Con poco más de 12 años, yo ya quería ser periodista. Quizás no es un dato muy relevante, dado que antes quise ser muchas otras cosas, excepto futbolista, porque pronto averigüe qué el destino no me había llevado por la calle de la psicomotricidad. Cuando se pregunta a mi familia por el despertar de esta aspiración, suelen mencionar las persecuciones a mis abuelos, grabadora en mano, para registrar batallitas de la Guerra Civil. Pero eso no deja de ser la consecuencia de la vocación, no su causa.

Si tengo que confesar el origen, o al menos uno de ellos, me tengo que remitir a un libro que cayó en mis manos con esa edad. Se titulaba Cartas a un joven periodista y, como es evidente, tenía un formato epistolar. En él, el autor se carteaba con un ficticio estudiante de periodismo llamado Honorio -la elección del nombre no era casual- al que daba variadas lecciones de ética y deontología.
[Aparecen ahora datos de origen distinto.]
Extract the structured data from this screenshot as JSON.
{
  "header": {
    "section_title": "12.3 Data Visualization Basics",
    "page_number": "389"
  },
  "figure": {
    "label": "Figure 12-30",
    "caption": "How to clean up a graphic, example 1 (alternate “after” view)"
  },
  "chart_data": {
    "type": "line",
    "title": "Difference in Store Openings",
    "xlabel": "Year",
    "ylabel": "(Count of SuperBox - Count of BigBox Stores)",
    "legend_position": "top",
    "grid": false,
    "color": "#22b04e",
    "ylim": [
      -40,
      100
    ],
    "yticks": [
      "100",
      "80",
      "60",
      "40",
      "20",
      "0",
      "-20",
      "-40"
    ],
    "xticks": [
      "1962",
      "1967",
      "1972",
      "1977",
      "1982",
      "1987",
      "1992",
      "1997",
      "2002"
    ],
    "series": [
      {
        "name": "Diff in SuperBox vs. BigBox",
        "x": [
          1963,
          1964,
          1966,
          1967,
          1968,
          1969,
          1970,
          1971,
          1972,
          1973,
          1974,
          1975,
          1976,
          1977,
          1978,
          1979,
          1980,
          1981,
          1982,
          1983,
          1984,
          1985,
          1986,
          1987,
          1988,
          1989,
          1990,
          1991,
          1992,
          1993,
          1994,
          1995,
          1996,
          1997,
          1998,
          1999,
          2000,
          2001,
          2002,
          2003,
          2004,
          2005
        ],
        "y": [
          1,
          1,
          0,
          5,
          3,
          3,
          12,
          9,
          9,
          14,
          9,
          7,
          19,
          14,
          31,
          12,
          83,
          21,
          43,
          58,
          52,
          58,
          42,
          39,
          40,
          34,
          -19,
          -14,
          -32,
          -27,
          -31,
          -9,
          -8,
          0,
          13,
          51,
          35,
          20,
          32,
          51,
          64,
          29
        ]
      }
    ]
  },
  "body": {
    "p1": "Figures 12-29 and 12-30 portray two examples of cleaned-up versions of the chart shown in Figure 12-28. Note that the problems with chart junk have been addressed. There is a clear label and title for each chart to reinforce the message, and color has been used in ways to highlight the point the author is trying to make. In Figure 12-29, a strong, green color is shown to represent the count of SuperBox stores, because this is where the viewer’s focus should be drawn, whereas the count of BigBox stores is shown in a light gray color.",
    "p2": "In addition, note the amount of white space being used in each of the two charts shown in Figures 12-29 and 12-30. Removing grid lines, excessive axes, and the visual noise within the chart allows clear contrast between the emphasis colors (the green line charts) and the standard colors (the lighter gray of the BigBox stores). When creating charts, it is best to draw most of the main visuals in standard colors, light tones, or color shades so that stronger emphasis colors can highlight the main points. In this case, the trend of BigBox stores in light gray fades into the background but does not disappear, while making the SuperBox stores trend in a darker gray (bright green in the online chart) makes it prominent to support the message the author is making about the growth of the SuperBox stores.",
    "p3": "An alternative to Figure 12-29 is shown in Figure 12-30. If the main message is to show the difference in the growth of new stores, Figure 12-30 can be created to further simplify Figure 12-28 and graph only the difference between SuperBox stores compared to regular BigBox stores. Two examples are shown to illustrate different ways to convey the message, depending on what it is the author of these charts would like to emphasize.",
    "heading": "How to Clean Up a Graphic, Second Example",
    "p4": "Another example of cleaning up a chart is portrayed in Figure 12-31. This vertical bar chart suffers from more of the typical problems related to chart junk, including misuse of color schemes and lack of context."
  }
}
El autor no era otro que Juan Luis Cebrián, presidente de Prisa y quien había ostentado el cargo que muchos deseábamos: director de El País. En una época en que el monopolio de la prensa progresista estaba en manos de los profesionales de Miguel Yuste y la prensa digital era aún un germen, muchos no queríamos ser solo periodistas; también soñábamos con tener barba y estar al frente del mejor diario de España.

Ahora, Cebrián se ha convertido en un reflejo de todo lo que él repudiaba en aquel libro y en un ejemplo de lo que su diario criticaba hace una semana. Poco después de pintar a Pablo Iglesias como un dictadorzuelo en el editorial de El País, él se ha convertido en censor de libertades, intentado callar a muchos y buenos periodistas. Algunos de ellos, quizás, también crecieron con las cartas de Cebrián a Honorio.

Que Pablo Iglesias critique al tratamiento que recibe su partido por parte de la prensa es lícito y, por supuesto, criticable. Lo que es inadmisible es que, desde su posición de poder, insulte a un redactor, algo a lo que nos tiene acostumbrados y que se ha criticado en esta columna.

Pero no hace falta ser político para tener una posición de poder, algo de lo que disfruta Cebrián por partida doble. Porque tiene a su merced al mayor grupo mediático del país y no ha dudado en instrumentalizarlo. Y porque tiene más pasta que Alemania para litigar lo que quiera y más, sobre todo después de subirse el sueldo un 10% hasta los 2 millones de euros, con la excusa de que la empresa había ganado 5 millones en 2015 y pese a que perdió 2.236 millones en 2014.

En el epílogo de la reedición de Cartas a un joven periodista, Cebrián aseguraba que el tal Honorio se había ido a trabajar a Colombia y le perdió la pista cuando buscaba “una entrevista exclusiva con el guerrillero Tirofijo”. Si ha salido ya de la jungla y sigue vivo, aunque sea en la imaginación de su autor, me gustaría leer una última carta de Honorio en la que explique qué piensa de la evolución del que era un ídolo para muchos.

Hasta entonces, el libro seguirá en mi biblioteca, pero ahora en la sección de ejemplos a no seguir.